At the same time, newspapers and television news programs are whitewashing single payer out of the picture. Fairness and Accuracy In Reporting (FAIR), a media watchdog organization accessible online at www.fair.org, searched through all major national newspapers and news programs on ABC, CBS, NBC, Fox News, CNN, MSNBC, NPR and the PBS News Hour for the week leading up to the health care summit. FAIR found hundreds of stories about health care policy, and a grand total of five of those stories included the perspective of supporters of single payer.

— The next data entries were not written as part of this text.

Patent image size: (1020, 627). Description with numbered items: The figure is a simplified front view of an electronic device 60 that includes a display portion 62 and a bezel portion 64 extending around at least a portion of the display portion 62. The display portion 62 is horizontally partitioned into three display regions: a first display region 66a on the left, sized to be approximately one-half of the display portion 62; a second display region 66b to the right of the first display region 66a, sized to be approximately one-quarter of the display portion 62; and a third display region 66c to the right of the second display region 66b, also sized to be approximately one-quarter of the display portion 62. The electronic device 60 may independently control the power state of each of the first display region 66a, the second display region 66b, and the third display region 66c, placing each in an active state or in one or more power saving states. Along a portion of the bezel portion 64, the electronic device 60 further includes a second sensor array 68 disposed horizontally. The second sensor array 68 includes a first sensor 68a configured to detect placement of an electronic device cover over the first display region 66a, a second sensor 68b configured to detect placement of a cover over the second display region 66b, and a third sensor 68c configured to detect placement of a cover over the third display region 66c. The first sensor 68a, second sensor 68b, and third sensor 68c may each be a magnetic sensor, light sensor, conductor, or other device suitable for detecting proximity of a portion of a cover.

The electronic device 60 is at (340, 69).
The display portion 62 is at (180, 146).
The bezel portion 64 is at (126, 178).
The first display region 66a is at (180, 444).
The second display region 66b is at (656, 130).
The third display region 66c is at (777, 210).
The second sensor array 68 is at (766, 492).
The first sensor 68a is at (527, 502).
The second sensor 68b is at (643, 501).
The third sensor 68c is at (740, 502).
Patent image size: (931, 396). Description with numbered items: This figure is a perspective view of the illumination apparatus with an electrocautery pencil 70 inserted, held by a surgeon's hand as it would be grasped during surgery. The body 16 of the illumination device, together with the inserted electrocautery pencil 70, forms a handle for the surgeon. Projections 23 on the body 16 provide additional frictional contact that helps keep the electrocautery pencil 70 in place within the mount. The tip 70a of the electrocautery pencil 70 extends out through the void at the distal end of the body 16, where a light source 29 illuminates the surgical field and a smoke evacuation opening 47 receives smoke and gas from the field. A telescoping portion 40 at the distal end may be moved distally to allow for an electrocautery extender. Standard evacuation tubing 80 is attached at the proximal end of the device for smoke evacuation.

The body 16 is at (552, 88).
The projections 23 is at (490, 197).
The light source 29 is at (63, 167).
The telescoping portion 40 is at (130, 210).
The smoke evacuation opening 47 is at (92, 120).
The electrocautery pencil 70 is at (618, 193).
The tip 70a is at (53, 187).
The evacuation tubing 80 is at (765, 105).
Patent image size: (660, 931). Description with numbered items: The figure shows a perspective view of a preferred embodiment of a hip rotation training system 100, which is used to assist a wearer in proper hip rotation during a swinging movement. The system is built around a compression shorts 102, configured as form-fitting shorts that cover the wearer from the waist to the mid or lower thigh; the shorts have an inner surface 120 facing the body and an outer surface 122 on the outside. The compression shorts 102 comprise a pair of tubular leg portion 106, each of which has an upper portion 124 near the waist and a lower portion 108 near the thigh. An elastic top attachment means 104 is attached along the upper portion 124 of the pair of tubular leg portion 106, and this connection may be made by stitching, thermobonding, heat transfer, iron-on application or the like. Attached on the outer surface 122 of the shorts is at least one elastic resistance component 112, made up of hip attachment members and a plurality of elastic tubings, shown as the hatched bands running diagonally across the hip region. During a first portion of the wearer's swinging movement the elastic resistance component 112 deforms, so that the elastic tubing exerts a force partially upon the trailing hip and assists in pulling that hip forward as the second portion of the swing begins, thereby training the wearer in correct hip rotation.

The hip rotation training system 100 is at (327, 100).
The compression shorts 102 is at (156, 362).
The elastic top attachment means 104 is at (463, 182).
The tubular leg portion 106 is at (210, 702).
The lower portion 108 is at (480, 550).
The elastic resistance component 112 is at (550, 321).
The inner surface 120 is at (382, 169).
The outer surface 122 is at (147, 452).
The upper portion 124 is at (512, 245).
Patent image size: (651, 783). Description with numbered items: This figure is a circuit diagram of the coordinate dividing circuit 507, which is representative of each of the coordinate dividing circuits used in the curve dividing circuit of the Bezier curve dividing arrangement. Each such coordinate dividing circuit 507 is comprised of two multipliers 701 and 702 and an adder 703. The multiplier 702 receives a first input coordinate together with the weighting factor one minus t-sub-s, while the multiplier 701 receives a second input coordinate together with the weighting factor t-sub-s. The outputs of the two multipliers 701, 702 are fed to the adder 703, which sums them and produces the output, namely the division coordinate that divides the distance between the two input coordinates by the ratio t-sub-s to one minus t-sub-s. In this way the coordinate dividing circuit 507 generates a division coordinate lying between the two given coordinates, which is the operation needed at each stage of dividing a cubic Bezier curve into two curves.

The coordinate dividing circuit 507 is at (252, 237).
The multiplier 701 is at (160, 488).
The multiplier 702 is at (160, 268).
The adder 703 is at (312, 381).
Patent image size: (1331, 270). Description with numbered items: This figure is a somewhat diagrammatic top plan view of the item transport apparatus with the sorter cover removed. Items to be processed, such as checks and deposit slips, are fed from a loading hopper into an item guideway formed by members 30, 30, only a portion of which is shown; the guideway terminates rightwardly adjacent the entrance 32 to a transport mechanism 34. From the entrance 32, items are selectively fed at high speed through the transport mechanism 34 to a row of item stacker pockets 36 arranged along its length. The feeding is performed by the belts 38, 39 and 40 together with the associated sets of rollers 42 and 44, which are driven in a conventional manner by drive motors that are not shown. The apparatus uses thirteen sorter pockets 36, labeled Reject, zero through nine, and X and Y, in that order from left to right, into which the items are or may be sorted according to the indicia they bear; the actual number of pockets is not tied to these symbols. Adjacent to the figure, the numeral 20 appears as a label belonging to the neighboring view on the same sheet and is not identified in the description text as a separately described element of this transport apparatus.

Given all the evidence and popular support for single payer (FAIR cites one recent opinion poll that finds the public prefers single payer by a 2-1 margin), the challenge HANYS issued to Obama in their press release is a tricky one. If Obama, Baucus, and others of their ilk in Washington, are honest, they will have to admit that they are ignoring single payer in their search for a health care policy. If they make that admission, they will have no leg to stand on, and will be forced to consider it. Once single payer is in the mix, and assuming Baucus doesn’t cheat and get the data changed to suit his preferred results, they will have no choice but to support single payer. It is the best solution for America’s health care needs. But if they support single payer, what will happen to the regular infusions of millions of dollars from the tiny, selfish minority of single payer opponents—money they count on to help them buy the crooked elections that put them in power?